[182] Montaiglon, Recueil d’anciennes poésies françoises, t. I, p. 94.
La culture en grand du Cresson a commencé en Allemagne, autour d’Erfurt, dans le district bien arrosé de Dreienbrünnen. On dit qu’elle fut inventée au XVIIe siècle par Nicolas Meissner qui imagina de cultiver le Cresson en larges fossés remplis d’eau courante. Reichart, fameux maraîcher et cultivateur de graines, d’Erfurt, aurait ensuite introduit, au XVIIIe siècle, de grandes améliorations dans la cressiculture allemande[183].
[183] Loudon, Encyclopedia, p. 219.
Personne n’a cultivé le Cresson de fontaine en Angleterre avant William Bradbery qui fit ses premiers essais en février 1808, à Springhead près Northfleet, dans le Kent. Il put bientôt en envoyer régulièrement au marché de Londres, puis il étendit cette culture lucrative et fonda à grands frais de vastes cressonnières à West Hyde, dans le Hertfordshire, pour l’approvisionnement des marchés de la capitale anglaise. En 1821, les fosses à Cresson de M. Bradbery couvraient une étendue de 5 acres. Tous les jours de l’année, excepté le samedi, il envoyait, tantôt au marché de Covent-Garden, tantôt à celui de Newgate de nombreuses mannes de Cresson contenant chacune huit douzaines de bottes[184].
[184] Hortic. Trans., 1re série, t. IV, p. 537.
L’industrie du Cresson de fontaine a fait son apparition en France en 1811, dans la vallée de la Nonette, près Senlis (Oise). C’est à un officier d’administration de la grande Armée, M. Cardon, que l’on doit la création de cette culture spéciale si importante aujourd’hui. M. Héricart de Thury en a raconté l’origine lorsqu’en 1835 la Société royale d’Horticulture décerna à M. Cardon une grande médaille d’argent pour les grands services qu’il avait rendus à l’Horticulture française.

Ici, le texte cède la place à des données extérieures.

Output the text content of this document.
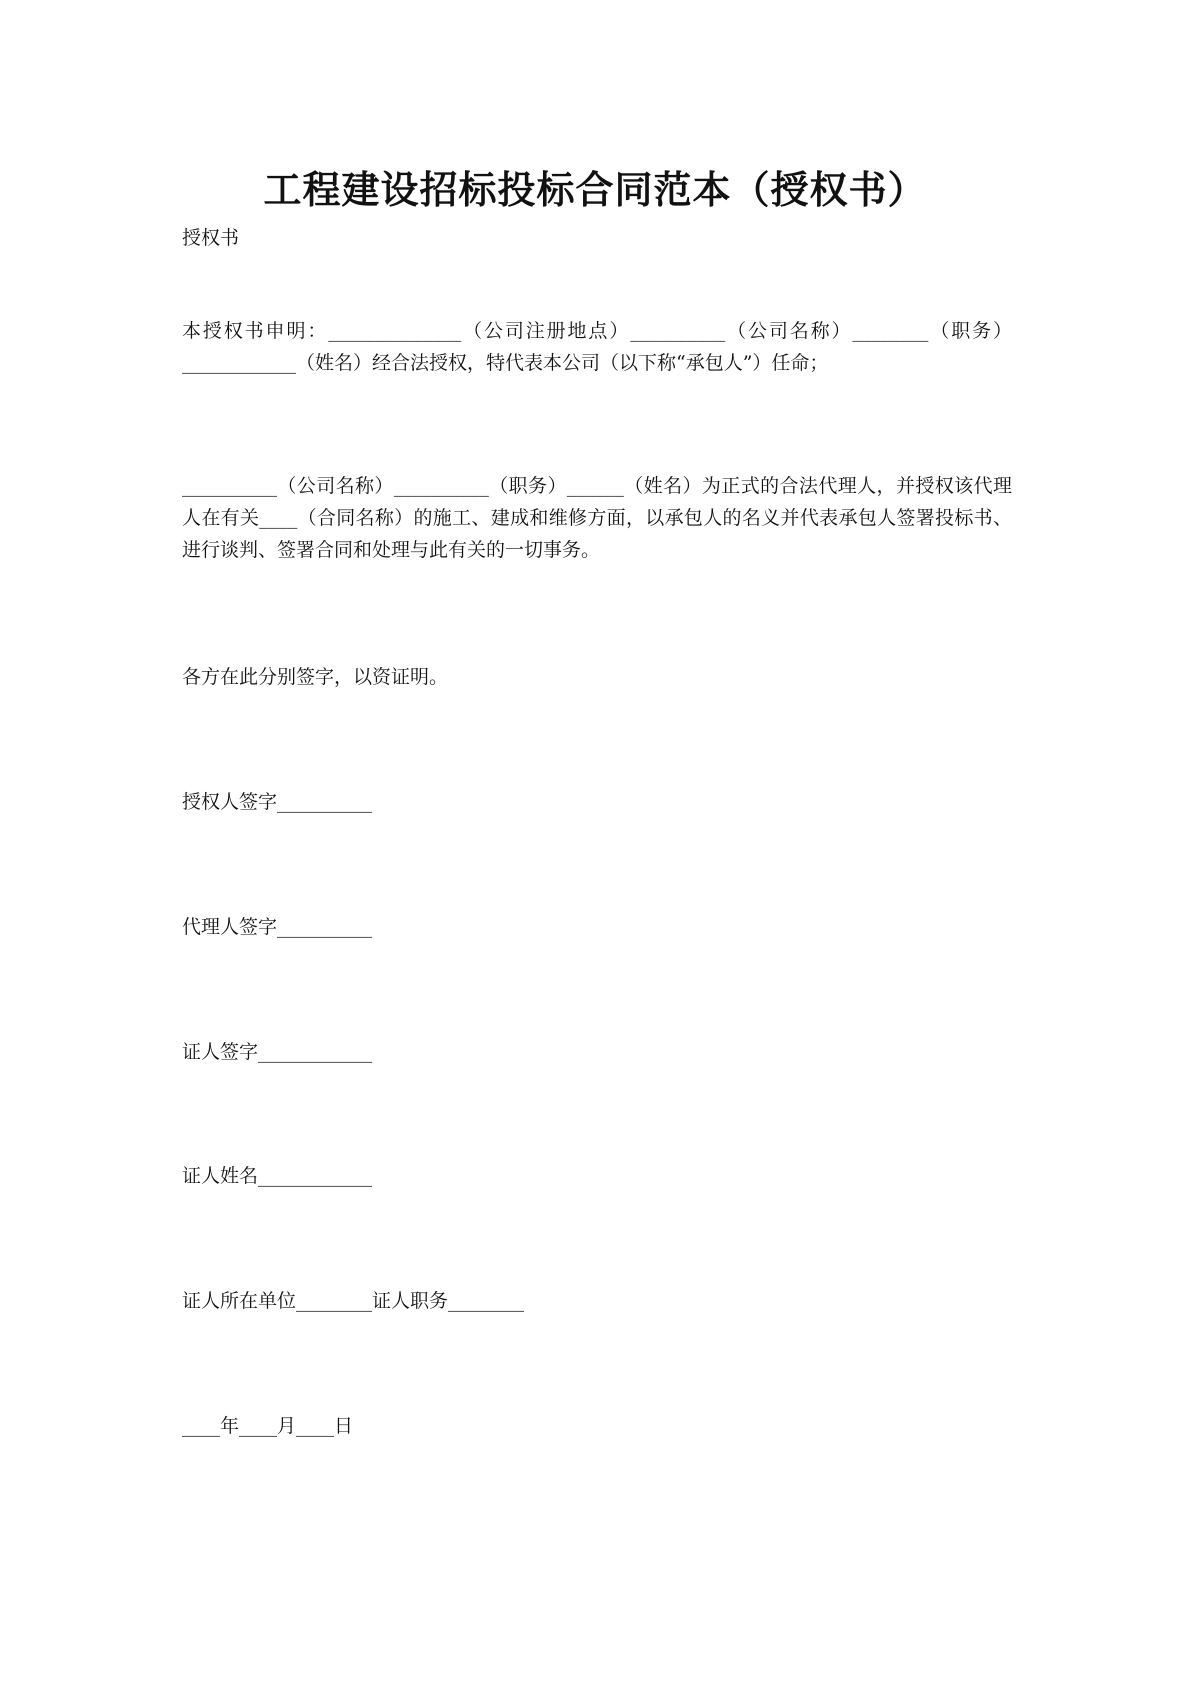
工程建设招标投标合同范本（授权书）
授权书
本授权书申明：______________（公司注册地点）__________（公司名称）________（职务）____________（姓名）经合法授权，特代表本公司（以下称“承包人”）任命；
__________（公司名称）__________（职务）______（姓名）为正式的合法代理人，并授权该代理人在有关____（合同名称）的施工、建成和维修方面，以承包人的名义并代表承包人签署投标书、进行谈判、签署合同和处理与此有关的一切事务。
各方在此分别签字，以资证明。
授权人签字__________
代理人签字__________
证人签字____________
证人姓名____________
证人所在单位________证人职务________
____年____月____日
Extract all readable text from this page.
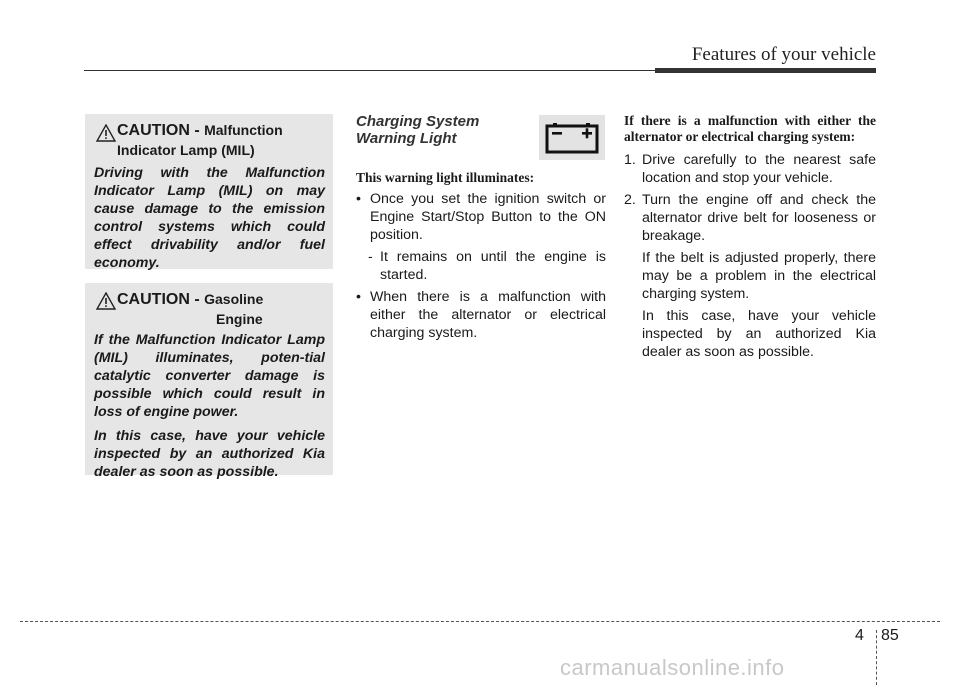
Features of your vehicle
CAUTION - Malfunction
Indicator Lamp (MIL)

Driving with the Malfunction Indicator Lamp (MIL) on may cause damage to the emission control systems which could effect drivability and/or fuel economy.

CAUTION - Gasoline
Engine

If the Malfunction Indicator Lamp (MIL) illuminates, poten-tial catalytic converter damage is possible which could result in loss of engine power.

In this case, have your vehicle inspected by an authorized Kia dealer as soon as possible.

Charging System
Warning Light
This warning light illuminates:
• Once you set the ignition switch or Engine Start/Stop Button to the ON position.
- It remains on until the engine is started.
• When there is a malfunction with either the alternator or electrical charging system.
If there is a malfunction with either the alternator or electrical charging system:
1. Drive carefully to the nearest safe location and stop your vehicle.
2. Turn the engine off and check the alternator drive belt for looseness or breakage.
If the belt is adjusted properly, there may be a problem in the electrical charging system.
In this case, have your vehicle inspected by an authorized Kia dealer as soon as possible.
4 85
carmanualsonline.info
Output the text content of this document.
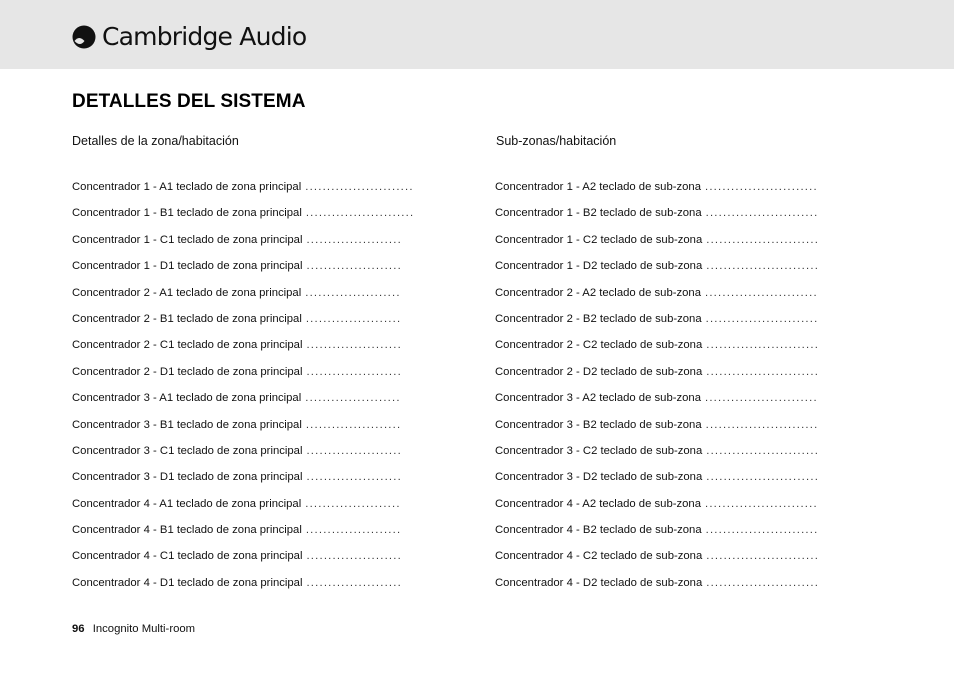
Cambridge Audio
DETALLES DEL SISTEMA
Detalles de la zona/habitación	Sub-zonas/habitación
Concentrador 1 - A1 teclado de zona principal .........................
Concentrador 1 - B1 teclado de zona principal .........................
Concentrador 1 - C1 teclado de zona principal ......................
Concentrador 1 - D1 teclado de zona principal ......................
Concentrador 2 - A1 teclado de zona principal ......................
Concentrador 2 - B1 teclado de zona principal ......................
Concentrador 2 - C1 teclado de zona principal ......................
Concentrador 2 - D1 teclado de zona principal ......................
Concentrador 3 - A1 teclado de zona principal ......................
Concentrador 3 - B1 teclado de zona principal ......................
Concentrador 3 - C1 teclado de zona principal ......................
Concentrador 3 - D1 teclado de zona principal ......................
Concentrador 4 - A1 teclado de zona principal ......................
Concentrador 4 - B1 teclado de zona principal ......................
Concentrador 4 - C1 teclado de zona principal ......................
Concentrador 4 - D1 teclado de zona principal ......................
Concentrador 1 - A2 teclado de sub-zona ..........................
Concentrador 1 - B2 teclado de sub-zona ..........................
Concentrador 1 - C2 teclado de sub-zona ..........................
Concentrador 1 - D2 teclado de sub-zona ..........................
Concentrador 2 - A2 teclado de sub-zona ..........................
Concentrador 2 - B2 teclado de sub-zona ..........................
Concentrador 2 - C2 teclado de sub-zona ..........................
Concentrador 2 - D2 teclado de sub-zona ..........................
Concentrador 3 - A2 teclado de sub-zona ..........................
Concentrador 3 - B2 teclado de sub-zona ..........................
Concentrador 3 - C2 teclado de sub-zona ..........................
Concentrador 3 - D2 teclado de sub-zona ..........................
Concentrador 4 - A2 teclado de sub-zona ..........................
Concentrador 4 - B2 teclado de sub-zona ..........................
Concentrador 4 - C2 teclado de sub-zona ..........................
Concentrador 4 - D2 teclado de sub-zona ..........................
96 Incognito Multi-room
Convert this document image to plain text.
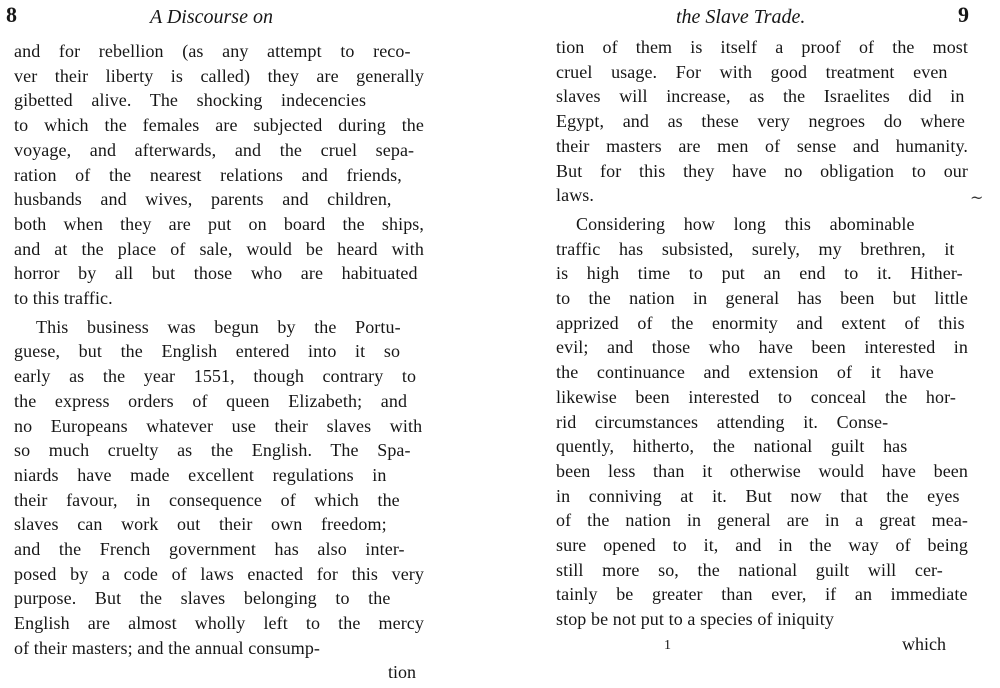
8	A Discourse on
and for rebellion (as any attempt to reco-
ver their liberty is called) they are generally
gibetted alive. The shocking indecencies
to which the females are subjected during the
voyage, and afterwards, and the cruel sepa-
ration of the nearest relations and friends,
husbands and wives, parents and children,
both when they are put on board the ships,
and at the place of sale, would be heard with
horror by all but those who are habituated
to this traffic.
This business was begun by the Portu-
guese, but the English entered into it so
early as the year 1551, though contrary to
the express orders of queen Elizabeth; and
no Europeans whatever use their slaves with
so much cruelty as the English. The Spa-
niards have made excellent regulations in
their favour, in consequence of which the
slaves can work out their own freedom;
and the French government has also inter-
posed by a code of laws enacted for this very
purpose. But the slaves belonging to the
English are almost wholly left to the mercy
of their masters; and the annual consump-
tion
the Slave Trade.	9
tion of them is itself a proof of the most
cruel usage. For with good treatment even
slaves will increase, as the Israelites did in
Egypt, and as these very negroes do where
their masters are men of sense and humanity.
But for this they have no obligation to our
laws.
Considering how long this abominable
traffic has subsisted, surely, my brethren, it
is high time to put an end to it. Hither-
to the nation in general has been but little
apprized of the enormity and extent of this
evil; and those who have been interested in
the continuance and extension of it have
likewise been interested to conceal the hor-
rid circumstances attending it. Conse-
quently, hitherto, the national guilt has
been less than it otherwise would have been
in conniving at it. But now that the eyes
of the nation in general are in a great mea-
sure opened to it, and in the way of being
still more so, the national guilt will cer-
tainly be greater than ever, if an immediate
stop be not put to a species of iniquity
1	which
~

« Dans l’hiver de 1809 à 1810, après la paix qui suivit la seconde campagne d’Autriche, M. Cardon, alors directeur principal de la caisse des Hôpitaux de la grande Armée, se trouvait au quartier général, à Erfurt, capitale de la Haute-Thuringe. En se promenant aux environs de cette ville, et la terre étant couverte de neige, il fut étonné de voir de longs fossés, de 3 à 4 mètres environ de largeur, présentant la plus brillante verdure. Il se dirigea vers ces fossés, curieux de connaître la cause de cette espèce de phénomène qui lui semblait étrange pour la saison, et il reconnut avec étonnement que ces fossés étaient une immense culture de Cresson de fontaine, présentant l’aspect des plus beaux tapis de verdure sur une terre alors couverte de neige.
« M. Cardon apprit que cette culture était établie depuis plusieurs années sur des sources d’eau jaillissantes, et que le fonds appartenait à la ville d’Erfurt qui le louait alors plus de 60.000 francs.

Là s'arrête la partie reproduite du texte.